O estado de degradação a que chegou a embarcação transformada em monumento à Arte Xávega e colocada na rotunda norte da praia do Furadouro chegou a um ponto sem retorno. O barco da companha Senhora da Graça, propriedade da Câmara Municipal de Ovar, desde 1981, tem uma proa partida e tombada.

O presidente da Câmara Municipal de Ovar, Salvador Malheiro, está a par do estado em que se encontra o barco que chegou a representar a região na Expo’98, em Lisboa. Em Setembro passado, admitiu que o barco “não está em condições, mas estamos a analisar a situação e vamos, com certeza, recuperar o Senhora da Graça”.

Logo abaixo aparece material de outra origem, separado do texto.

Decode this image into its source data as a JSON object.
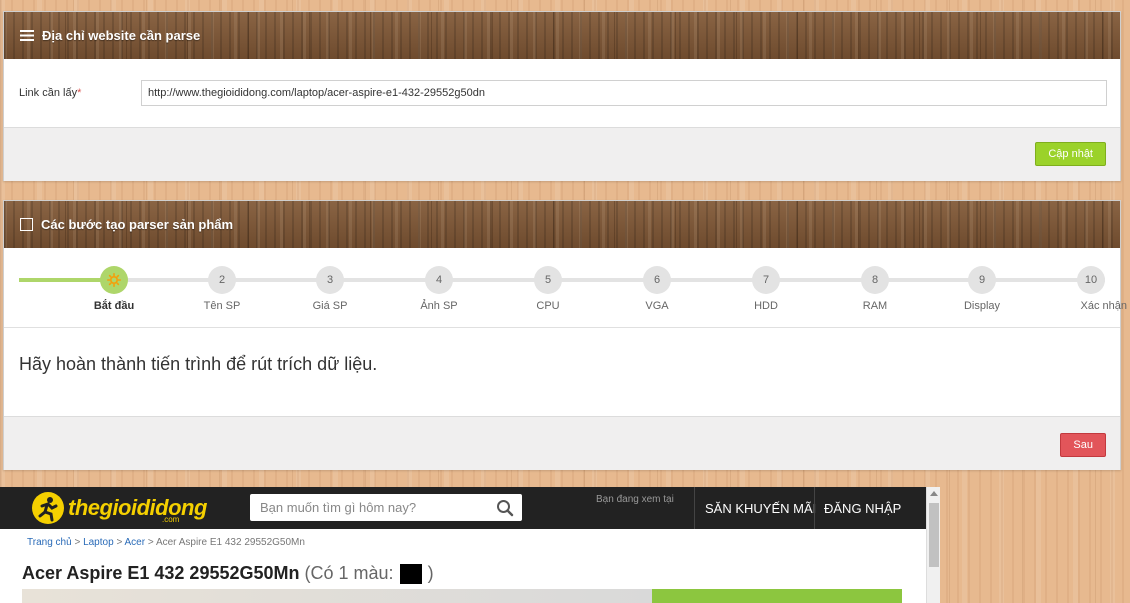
{
  "panel1": {
    "title": "Địa chỉ website cần parse",
    "title_icon": "menu-lines-icon",
    "link_label": "Link cần lấy",
    "required_mark": "*",
    "link_value": "http://www.thegioididong.com/laptop/acer-aspire-e1-432-29552g50dn",
    "update_button": "Cập nhật"
  },
  "panel2": {
    "title": "Các bước tạo parser sản phẩm",
    "title_icon": "checkbox-icon",
    "active_step": 1,
    "steps": [
      {
        "number": "",
        "label": "Bắt đầu",
        "icon": "gear-icon"
      },
      {
        "number": "2",
        "label": "Tên SP"
      },
      {
        "number": "3",
        "label": "Giá SP"
      },
      {
        "number": "4",
        "label": "Ảnh SP"
      },
      {
        "number": "5",
        "label": "CPU"
      },
      {
        "number": "6",
        "label": "VGA"
      },
      {
        "number": "7",
        "label": "HDD"
      },
      {
        "number": "8",
        "label": "RAM"
      },
      {
        "number": "9",
        "label": "Display"
      },
      {
        "number": "10",
        "label": "Xác nhận"
      }
    ],
    "message": "Hãy hoàn thành tiến trình để rút trích dữ liệu.",
    "next_button": "Sau"
  },
  "preview": {
    "logo_text": "thegioididong",
    "logo_sub": ".com",
    "search_placeholder": "Bạn muốn tìm gì hôm nay?",
    "viewing_label": "Bạn đang xem tại",
    "nav": [
      "SĂN KHUYẾN MÃI",
      "ĐĂNG NHẬP"
    ],
    "breadcrumb": [
      "Trang chủ",
      "Laptop",
      "Acer"
    ],
    "breadcrumb_sep": ">",
    "breadcrumb_current": "Acer Aspire E1 432 29552G50Mn",
    "product_title": "Acer Aspire E1 432 29552G50Mn",
    "colors_prefix": "(Có 1 màu:",
    "colors_suffix": ")"
  },
  "colors": {
    "accent_green": "#9bd22a",
    "step_done": "#aed66a",
    "button_red": "#e2555a",
    "brand_yellow": "#f5d000",
    "wood_header": "#7a5637"
  }
}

Nos seus planos estava uma candidatura ao programa de Desenvolvimento Local de Base Comunitária Costeira (DLBC) da Comunidade Intermunicipal da Região de Aveiro (CIRA), no âmbito do Portugal 2020, mas o barco não aguentou e um eventual acto de malvadez pode ter apressado a sua destruição. O edil já mandou retirar o que resta da embarcação, assegurando que a Câmara Municipal vai continuar a utilizar a rotunda para homenagear a Arte Xávega com algo que “muito orgulhará a comunidade piscatória local”.

Recorde-se que a embarcação foi oferecida à Edilidade em 1998, pelo proprietário da companha “Senhora da Graça”, o arrais António Soares Maganinho, com o objectivo de representar a região na Expo’98.

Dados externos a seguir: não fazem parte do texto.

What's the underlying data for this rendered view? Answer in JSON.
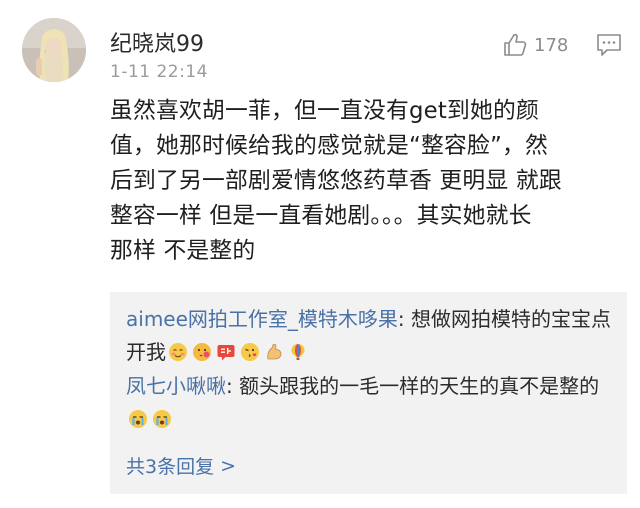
{
  "comment": {
    "username": "纪晓岚99",
    "timestamp": "1-11 22:14",
    "like_count": "178",
    "body": "虽然喜欢胡一菲，但一直没有get到她的颜\n值，她那时候给我的感觉就是“整容脸”，然\n后到了另一部剧爱情悠悠药草香 更明显 就跟\n整容一样 但是一直看她剧。。。其实她就长\n那样 不是整的"
  },
  "replies": [
    {
      "author": "aimee网拍工作室_模特木哆果",
      "separator": ": ",
      "text": "想做网拍模特的宝宝点开我",
      "emojis": [
        "blush-emoji",
        "cheek-kiss-emoji",
        "encourage-emoji",
        "kiss-emoji",
        "muscle-emoji",
        "balloon-emoji"
      ]
    },
    {
      "author": "凤七小啾啾",
      "separator": ": ",
      "text": "额头跟我的一毛一样的天生的真不是整的",
      "emojis": [
        "crying-emoji",
        "crying-emoji"
      ]
    }
  ],
  "more_replies": {
    "label": "共3条回复",
    "chevron": ">"
  },
  "colors": {
    "link_blue": "#4a72a8",
    "meta_gray": "#9b9b9b",
    "reply_bg": "#f2f2f2"
  },
  "icons": {
    "like": "thumbs-up-icon",
    "reply": "comment-bubble-icon"
  }
}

Posteriormente, foi recuperado nas oficinas da Associação dos Amigos do Barco Moliceiro, na Murtosa, tendo sido colocado na rotunda norte do Furadouro, em 2002, como forma de homenagear a Arte Xávega que ainda se praticava em muitas praias da região. Em 2004, este barco foi abalroado por um automóvel tendo sido submetido a novos trabalhos de recuperação pela mesma associação.

Sensivelmente cinco anos depois, a embarcação recebeu novos procedimentos para obras de consolidação, desta vez na Cenário – Centro Náutico da Ria de Ovar.